Сунь Иминь перед работой тоже пришел навестить Лу Вэньтин. В коридоре его остановила Сяомань.

— Товарищ Сунь, вы идете к доктору Лу?

Сунь утвердительно кивнул.

— Возьмите меня с собой. Ну пожалуйста!

— Через несколько дней возьму, а сегодня еще нельзя.

Услышав этот разговор, старик Чжан встал и, потянув Суня за рукав, сказал:

— Товарищ Сунь, вы правы, мы не пойдем. Но у меня к вам разговор, и вы должны меня выслушать.

— Что ж, говорите!

— Товарищ Сунь. Доктор Лу — хороший врач. И вам, начальству, надо бы отпустить деньги на ее лечение. Вы только ее спасите, а там уж она сторицей за все отплатит! Есть небось хорошие лекарства? Давайте ей, не жалейте! Слыхал я, за дорогие лекарства здесь самому платить надо. А у доктора Лу семья, дети, да тут еще эта хворь, им самим не вытянуть. Больница у вас большая, может, поди, раскошелится?

Сунь Иминя, человека сурового и сдержанного в выражении чувств, растрогали слова старика. Пожав ему руку, он взволнованно произнес:

— Не волнуйтесь, мы сделаем все, чтобы вылечить вашего доктора!

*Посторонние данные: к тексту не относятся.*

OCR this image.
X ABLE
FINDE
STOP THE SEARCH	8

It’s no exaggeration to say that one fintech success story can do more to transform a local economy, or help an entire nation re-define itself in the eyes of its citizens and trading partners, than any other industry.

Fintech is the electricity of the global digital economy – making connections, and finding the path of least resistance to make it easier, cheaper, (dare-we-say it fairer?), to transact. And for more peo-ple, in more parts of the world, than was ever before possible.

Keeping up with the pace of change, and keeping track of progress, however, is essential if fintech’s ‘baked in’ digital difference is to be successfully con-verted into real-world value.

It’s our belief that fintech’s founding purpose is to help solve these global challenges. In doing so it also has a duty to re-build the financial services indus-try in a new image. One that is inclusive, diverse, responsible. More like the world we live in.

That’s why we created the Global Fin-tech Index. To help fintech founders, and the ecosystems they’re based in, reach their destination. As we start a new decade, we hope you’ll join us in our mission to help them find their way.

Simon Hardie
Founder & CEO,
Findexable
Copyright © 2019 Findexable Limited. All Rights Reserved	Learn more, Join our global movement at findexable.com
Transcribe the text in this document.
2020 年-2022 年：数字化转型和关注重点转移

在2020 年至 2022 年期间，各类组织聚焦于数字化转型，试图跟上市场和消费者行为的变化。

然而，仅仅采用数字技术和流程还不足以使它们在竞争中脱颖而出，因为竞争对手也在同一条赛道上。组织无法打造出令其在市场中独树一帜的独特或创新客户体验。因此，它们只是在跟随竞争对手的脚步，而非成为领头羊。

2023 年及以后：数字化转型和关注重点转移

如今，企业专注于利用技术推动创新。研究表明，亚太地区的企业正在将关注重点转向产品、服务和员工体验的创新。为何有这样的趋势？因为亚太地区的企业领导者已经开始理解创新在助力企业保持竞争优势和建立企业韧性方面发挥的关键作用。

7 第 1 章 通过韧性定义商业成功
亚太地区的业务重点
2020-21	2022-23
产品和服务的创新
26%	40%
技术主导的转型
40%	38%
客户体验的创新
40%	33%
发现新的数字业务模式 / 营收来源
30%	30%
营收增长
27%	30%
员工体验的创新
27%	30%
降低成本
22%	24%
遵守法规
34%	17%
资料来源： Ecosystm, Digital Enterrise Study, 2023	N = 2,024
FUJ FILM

Старик Чжан, повеселев, подозвал внука и, нащупав у него под мышкой сверток, протянул его Суню со словами:

— Здесь яйца, передайте ей!

— Нет, ни к чему, — запротестовал тот.

— Не уйду отсюда, пока вы не возьмете, — в сердцах вскричал старик.

С неохотой Сунь взял сверток, решив через сестру вернуть его старику, но тот угадал его мысли:

— Только чур не возвращать. Я на это никак не согласен!

И лишь когда Сунь скрылся в палате, старик с внуком спустились вниз.

В это время к терапевтическому отделению подошли Чжао Тяньхуэй и Цинь Бо.

— Директор Чжао, пусть я лезу не в свое дело и недостаточно разбираюсь в обстановке, но вы-то, вы почему не в курсе того, что у вас творится? — раздраженно выговаривала Цинь Бо. — Да не узнай ее сам Цзяо, мы так и пребывали бы в неведении!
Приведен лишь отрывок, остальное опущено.